De Raedt, Luc (ed.) et al., ECAI 2012. 20th European conference on artificial intelligence, Montpellier, France, August 27–31, 2012. Proceedings. Including proceedings of the 7th conference on prestigious applications of artificial intelligence (PAIS-2012) and the system demonstrations track. Amsterdam: IOS Press (ISBN 978-1-61499-097-0/pbk; 978-1-61499-098-7/ebook). Frontiers in Artificial Intelligence and Applications 242, 624-629 (2012).
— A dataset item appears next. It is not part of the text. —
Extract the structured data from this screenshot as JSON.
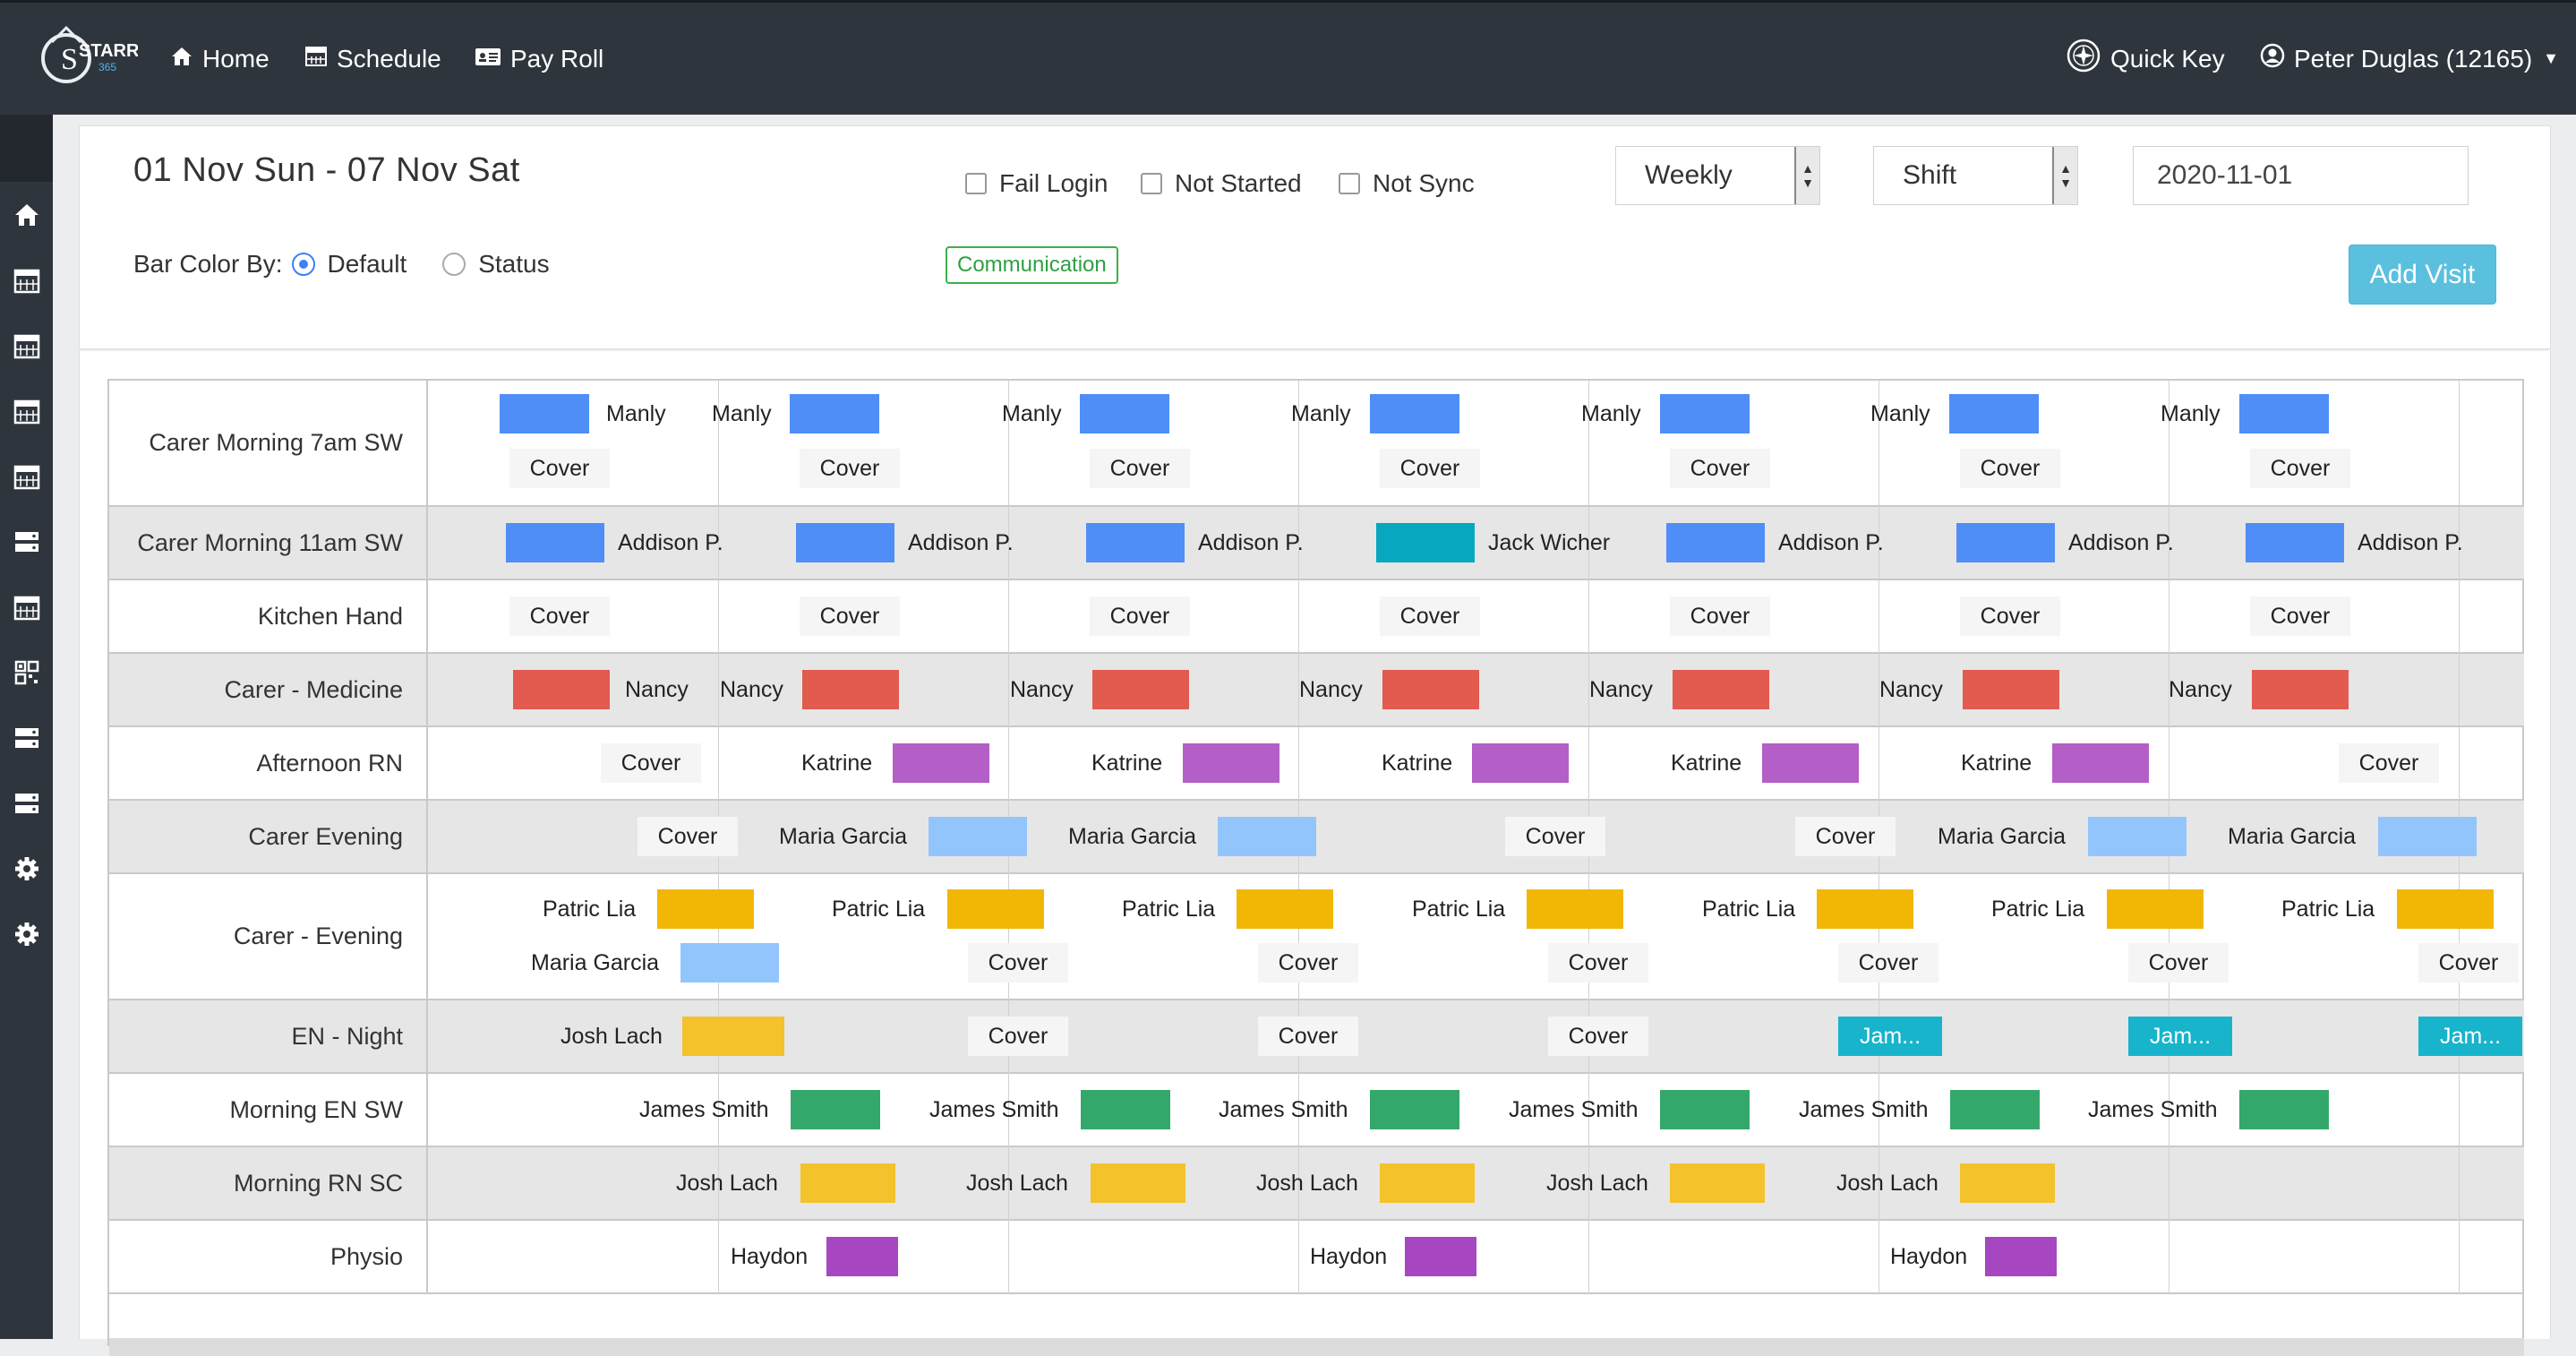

Summary: Action pruning is one of the most basic techniques for improving a planner’s performance. The challenge of preserving optimality while reducing the state space has been addressed by several methods in recent years. In this paper we describe two optimality preserving pruning methods: The first is a generalization of tunnel macros. The second, the main contribution of this paper, is a novel partition-based pruning method. The latter requires the introduction of new automated domain decomposition techniques which are of independent interest. Both methods prune the actions applicable at state s based on the last action leading to s, and both attempt to capture the intuition that, when possible, we should focus on one subgoal at a time. As we demonstrate, neither method dominates the other, and a combination of both allows us to obtain an even stronger pruning rule. We also introduce a few modifications to A* that utilize properties shared by both methods to find an optimal plan. Our empirical evaluation compares the pruning power of the two methods and their combination, showing good coverage, reduction in running time, and reduction in the number of expansions.
For the entire collection see [Zbl 1272.68015].

MSC:

68T20 Problem solving in the context of artificial intelligence (heuristics, search strategies, etc.)